Both lots of allyl bromide, a clear, colorless liquid, were identified by the analytical chemistry laboratory using infrared and proton nuclear magnetic resonance (NMR) spectroscopy and by the study laboratory using infrared spectroscopy. All infrared and NMR spectra were consistent with the literature spectra and spectra of a reference standard from the same lot. The purity of each lot was determined by the analytical chemistry and study laboratories using gas chromatography (GC). For lot 330638, GC indicated one major peak and five impurities with a combined peak area of 0.7% relative to the total peak area. GC by a second system indicated one major peak and three impurities with a combined peak area of less than 0.5%. The relative purity was 102% when compared to a reference standard from the same lot. The overall purity of lot 330638 was greater than 99%. For lot 03614HN, GC indicated one major peak and four impurities with a combined peak area of 0.45% relative to the total peak area. GC by a second system indicated one major peak and three impurities with a total combined area less than 0.3% of the total peak area. The relative purity was 102% when compared to a frozen reference from the same lot.

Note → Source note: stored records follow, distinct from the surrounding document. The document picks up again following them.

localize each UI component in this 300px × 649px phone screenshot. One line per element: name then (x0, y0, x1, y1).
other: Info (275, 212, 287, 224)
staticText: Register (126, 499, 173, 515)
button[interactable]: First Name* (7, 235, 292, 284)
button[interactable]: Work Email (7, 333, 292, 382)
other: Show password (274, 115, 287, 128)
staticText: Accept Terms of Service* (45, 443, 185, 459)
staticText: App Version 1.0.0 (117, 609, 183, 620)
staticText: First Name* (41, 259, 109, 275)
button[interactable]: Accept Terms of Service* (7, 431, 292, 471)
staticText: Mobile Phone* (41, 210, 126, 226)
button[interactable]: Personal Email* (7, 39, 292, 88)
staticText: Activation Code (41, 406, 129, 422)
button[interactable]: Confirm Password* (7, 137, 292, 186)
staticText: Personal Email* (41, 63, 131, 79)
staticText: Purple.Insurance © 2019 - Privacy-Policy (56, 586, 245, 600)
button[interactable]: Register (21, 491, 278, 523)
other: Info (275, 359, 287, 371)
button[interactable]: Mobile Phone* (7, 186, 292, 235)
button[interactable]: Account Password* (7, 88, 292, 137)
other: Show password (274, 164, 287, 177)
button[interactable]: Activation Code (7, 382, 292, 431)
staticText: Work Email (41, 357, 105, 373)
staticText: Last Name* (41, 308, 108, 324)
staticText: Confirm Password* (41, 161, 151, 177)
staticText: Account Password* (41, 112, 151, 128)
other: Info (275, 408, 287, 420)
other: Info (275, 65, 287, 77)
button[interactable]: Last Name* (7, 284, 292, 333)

The overall purity of lot 03614HN was greater than 99%. During the 40-week studies, additional purity analyses were performed by the study laboratory at 26 weeks and at the end of the study using GC.
To ensure stability, the bulk chemical was stored in a sealed container under a nitrogen headspace, protected from light, at 2° to 8° C. No degradation of the bulk chemical was detected.

Test animals

Species:
mouse
Strain:
other: FVB/N - C57BL/6 - Tg.AC hemizygous- p53 haploinsufficient mice
Sex:
male/female
Details on test animals and environmental conditions:
Source and Specification of Animals
Male and female FVB/N, C57BL/6, Tg.AC hemizygous, and p53 haploinsufficient mice were obtained from Taconic Farms, Inc. (Germantown, NY), for use in the 2-week and 40-week studies. FVB/N and C57BL/6 mice were quarantined for 14 or 15 days, respectively, before the beginning of the 2-week studies. FVB/N and Tg.AC hemizygous mice were quarantined for 11 or 12 days and C57BL/6 and p53 haploinsufficient mice were quarantined for 12 days before the beginning of the 40-week studies. Before the 2-week and 40-week studies, five male and five female mice per strain were randomly selected for parasite evaluations and gross observations of disease. FVB/N and C57BL/6 mice were 7 or 8 weeks old, respectively, at the beginning of the 2-week studies. FVB/N, Tg.AC hemizygous, C57BL/6, and p53 haploinsufficient mice were 7, 6, 9, and 9 weeks old, respectively, at the beginning of the 40-week studies. At the end of the 40-week studies, blood samples were collected from the retroorbital sinus of five male and five female vehicle control mice per strain. The sera were analyzed for antibody titers to rodent viruses (Boorman et al., 1986; Rao et al., 1989a,b). All results were negative.

Animal Maintenance
Mice were housed individually. Feed and water were available ad libitum. Cages and racks were rotated every other week during the 40-week studies.

Administration / exposure

Route of administration:
oral: gavage
Vehicle:
corn oil
Details on exposure:
40-Week Gavage Studies
Groups of 15 male and 15 female FVB/N and C57BL/6 mice received 0 or 8 mg allyl bromide/kg body weight in corn oil by gavage, in a volume of 10 mL/kg body weight, 5 days per week for 40 weeks. Groups of 15 male and 15 female Tg.AC hemizygous and p53 haploinsufficient mice received 0, 0.5, 1, 2, 4, or 8 mg allyl bromide/kg body weight in 10 mL/kg corn oil by gavage, 5 days per week for 40 weeks. Vehicle control mice received corn oil only.
Duration of treatment / exposure:
40 weeks
Frequency of treatment:
5 days per week for 40 weeks
Post exposure period:
None
No. of animals per sex per dose:
15 male and 15 female mice
Control animals:
yes, concurrent vehicle
Positive control:
Positive Control Mice
Positive control groups of 15 male and 15 female Tg.AC hemizygous mice received dermal applications of 1.25 μg TPA in 100 μL acetone (12.5 μg TPA/L solution), three times per week until removal from study. Positive control mice were removed after the appearance of 20 or more skin papillomas and discarded. The TPA solution was applied to the clipped dorsal skin from the mid-back to the interscapular area.

Results and discussion

Results of examinations

Body weight and weight changes:
no effects observed
Histopathological findings: non-neoplastic:
effects observed, treatment-related
Description (incidence and severity):
Appendix A to D of the report
Histopathological findings: neoplastic:
effects observed, treatment-related
Description (incidence and severity):
Appendix A to D of the report
Details on results:
40-Week Gavage Study in FVB/N Mice
Survival
Estimates of 40-week survival probabilities for male and female mice are shown in Table 5. Survival of dosed male and female mice was similar to that of the vehicle control groups. One male and one female administered 8 mg/kg died before the end of the study.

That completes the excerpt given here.